What is a data warehouse?
A data warehouse is system of components for capturing and storing large amounts of data across varying different sources and serving this data to end-clients. Tools are provided to;
- store realtime and historical data
- perform complex enrichment of data streams
- serve the data to end-clients in a consolidated view
A variety of clients can be serviced by a data warehouse through a set of access frameworks; including web and downstream applications, analyst users, reporting tools.
In KX Stream data is typically split by age into distinct time buckets (usually calendar days). Historical data is partitioned by date and stored on-disk. The data for the current bucket uses a hybrid approach of in-memory and on-disk. The most recent data is stored in-memory for fast access with the rest saved on-disk.
This is the described as the intraday writedown approach. The main reason for this is to protect against data volumes outgrowing the available memory, especially when servicing queries and performing end of day (EOD). This approach also uses another process, the log replay, to perform the on-disk writes, which frees up the database components for servicing queries or performing other tasks. The diagram below details the basic architecture.
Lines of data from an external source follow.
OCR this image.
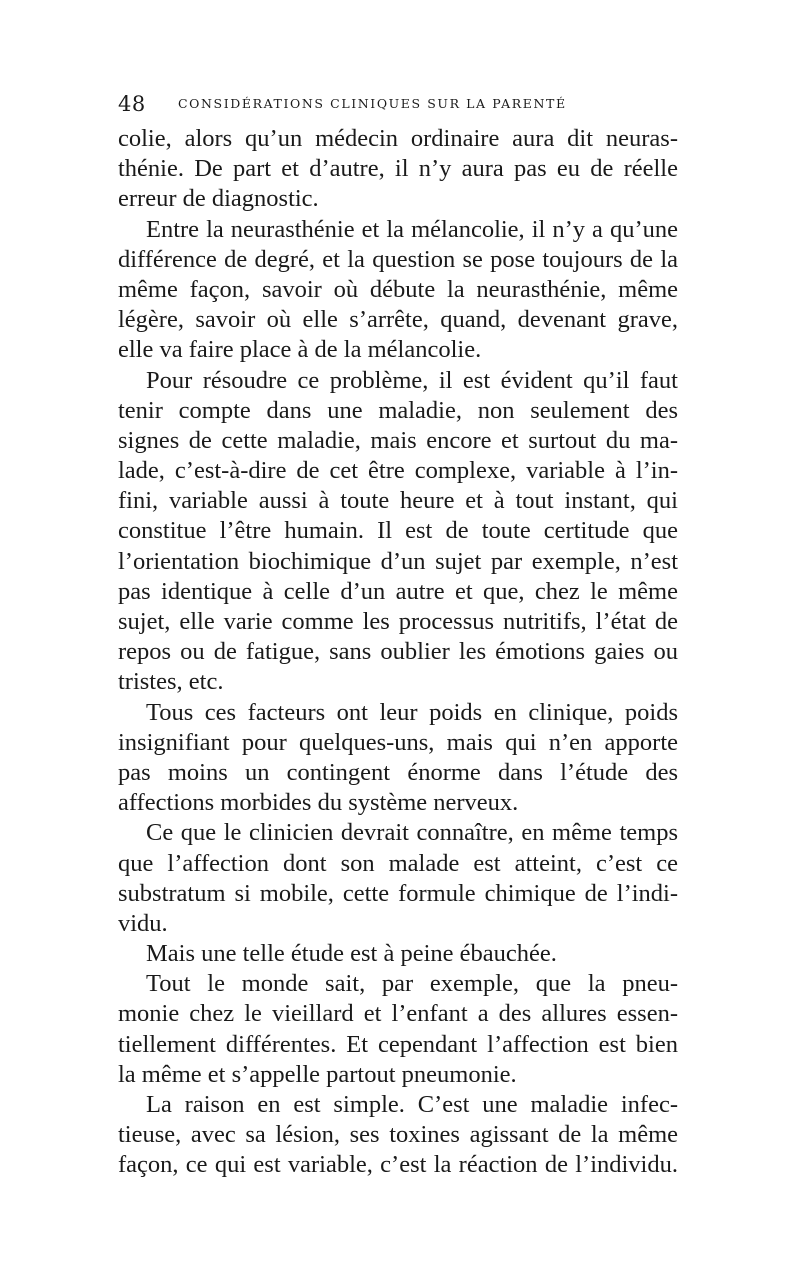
48	CONSIDÉRATIONS CLINIQUES SUR LA PARENTÉ
colie, alors qu’un médecin ordinaire aura dit neuras-
thénie. De part et d’autre, il n’y aura pas eu de réelle
erreur de diagnostic.
Entre la neurasthénie et la mélancolie, il n’y a qu’une
différence de degré, et la question se pose toujours de la
même façon, savoir où débute la neurasthénie, même
légère, savoir où elle s’arrête, quand, devenant grave,
elle va faire place à de la mélancolie.
Pour résoudre ce problème, il est évident qu’il faut
tenir compte dans une maladie, non seulement des
signes de cette maladie, mais encore et surtout du ma-
lade, c’est-à-dire de cet être complexe, variable à l’in-
fini, variable aussi à toute heure et à tout instant, qui
constitue l’être humain. Il est de toute certitude que
l’orientation biochimique d’un sujet par exemple, n’est
pas identique à celle d’un autre et que, chez le même
sujet, elle varie comme les processus nutritifs, l’état de
repos ou de fatigue, sans oublier les émotions gaies ou
tristes, etc.
Tous ces facteurs ont leur poids en clinique, poids
insignifiant pour quelques-uns, mais qui n’en apporte
pas moins un contingent énorme dans l’étude des
affections morbides du système nerveux.
Ce que le clinicien devrait connaître, en même temps
que l’affection dont son malade est atteint, c’est ce
substratum si mobile, cette formule chimique de l’indi-
vidu.
Mais une telle étude est à peine ébauchée.
Tout le monde sait, par exemple, que la pneu-
monie chez le vieillard et l’enfant a des allures essen-
tiellement différentes. Et cependant l’affection est bien
la même et s’appelle partout pneumonie.
La raison en est simple. C’est une maladie infec-
tieuse, avec sa lésion, ses toxines agissant de la même
façon, ce qui est variable, c’est la réaction de l’individu.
KX Stream provides out of the box templates each performing each of the different roles. These templates have hooks that allow the user to customize the behavior as required. The main templates used in this document are;
- Tickerplant (TP): acts as an entry point for streaming data. Logs data streams for failover and distributes to other processes
- Realtime database (RDB): stores realtime data in-memory for fast access
- Intraday database (IHDB): stores intraday data on-disk
- Historical database (HDB): data store for historical data from previous windows
- Log replay (LR): uses the logs generated by the
TPto build the intraday and historical databases
- Realtime engine (RTE): cleanses and enriches data streams
Since the system will be composed of a set of disparate processes, a framework is required to allow these processes to discover and stream data to each other. The Messaging framework caters for this.
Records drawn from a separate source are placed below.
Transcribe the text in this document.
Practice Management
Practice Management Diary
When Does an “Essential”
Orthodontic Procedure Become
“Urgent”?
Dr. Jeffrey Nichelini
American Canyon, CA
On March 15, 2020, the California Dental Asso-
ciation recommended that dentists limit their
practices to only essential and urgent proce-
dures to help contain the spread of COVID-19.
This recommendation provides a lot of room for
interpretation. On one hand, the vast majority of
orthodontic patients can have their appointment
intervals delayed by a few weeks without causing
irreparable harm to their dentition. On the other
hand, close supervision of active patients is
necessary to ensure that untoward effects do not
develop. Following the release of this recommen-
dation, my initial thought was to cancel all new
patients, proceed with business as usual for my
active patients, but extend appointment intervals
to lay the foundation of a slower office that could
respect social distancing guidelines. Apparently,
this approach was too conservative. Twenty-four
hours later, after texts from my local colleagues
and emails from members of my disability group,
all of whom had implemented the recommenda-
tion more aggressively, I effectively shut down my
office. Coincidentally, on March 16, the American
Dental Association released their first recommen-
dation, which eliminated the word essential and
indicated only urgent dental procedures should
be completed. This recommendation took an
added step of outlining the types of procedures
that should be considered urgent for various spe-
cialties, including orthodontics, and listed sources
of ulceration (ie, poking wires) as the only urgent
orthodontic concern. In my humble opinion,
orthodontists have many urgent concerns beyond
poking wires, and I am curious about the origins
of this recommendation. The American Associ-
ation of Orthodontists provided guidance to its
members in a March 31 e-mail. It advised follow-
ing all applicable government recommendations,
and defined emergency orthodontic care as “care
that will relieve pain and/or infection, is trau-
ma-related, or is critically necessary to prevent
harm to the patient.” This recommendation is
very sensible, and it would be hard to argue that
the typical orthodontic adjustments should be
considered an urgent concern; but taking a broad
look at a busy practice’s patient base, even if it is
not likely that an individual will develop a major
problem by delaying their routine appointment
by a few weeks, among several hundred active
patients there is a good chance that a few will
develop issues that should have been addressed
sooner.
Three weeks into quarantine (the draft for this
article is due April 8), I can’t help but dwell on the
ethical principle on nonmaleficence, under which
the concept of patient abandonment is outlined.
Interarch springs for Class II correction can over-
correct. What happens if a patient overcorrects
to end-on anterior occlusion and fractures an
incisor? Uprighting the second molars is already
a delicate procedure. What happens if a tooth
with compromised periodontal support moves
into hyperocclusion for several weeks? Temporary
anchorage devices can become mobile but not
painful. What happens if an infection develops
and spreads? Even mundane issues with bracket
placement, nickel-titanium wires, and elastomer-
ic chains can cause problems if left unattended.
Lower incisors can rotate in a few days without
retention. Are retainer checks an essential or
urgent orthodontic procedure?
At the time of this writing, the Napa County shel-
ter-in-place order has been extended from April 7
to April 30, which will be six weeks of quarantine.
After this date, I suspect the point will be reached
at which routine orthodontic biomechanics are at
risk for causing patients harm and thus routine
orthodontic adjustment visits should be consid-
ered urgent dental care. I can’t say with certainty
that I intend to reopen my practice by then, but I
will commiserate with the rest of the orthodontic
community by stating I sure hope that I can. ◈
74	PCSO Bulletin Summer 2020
The framework consists of servers and clients. When the clients launch, they register with the server and publish the metadata of what topics they're interested subscribing and/or publishing to.
The server stores this metadata and matches publishers to consumers when an overlap of topics occurs. It initiates a handshake between the processes and sets up a subscription between them.
Note: after the handshake occurs, the clients communicate directly.
In KX Control processes are pre-configured before they are run. The guide defines all processes as service class entities. These provide the ability to run many processes from a single definition. This allows the components of the data warehouse to be scaled elastically in response to system load. The service class documentation goes into detail on the benefits of using this model but in short, it provides much greater scalability and flexibility.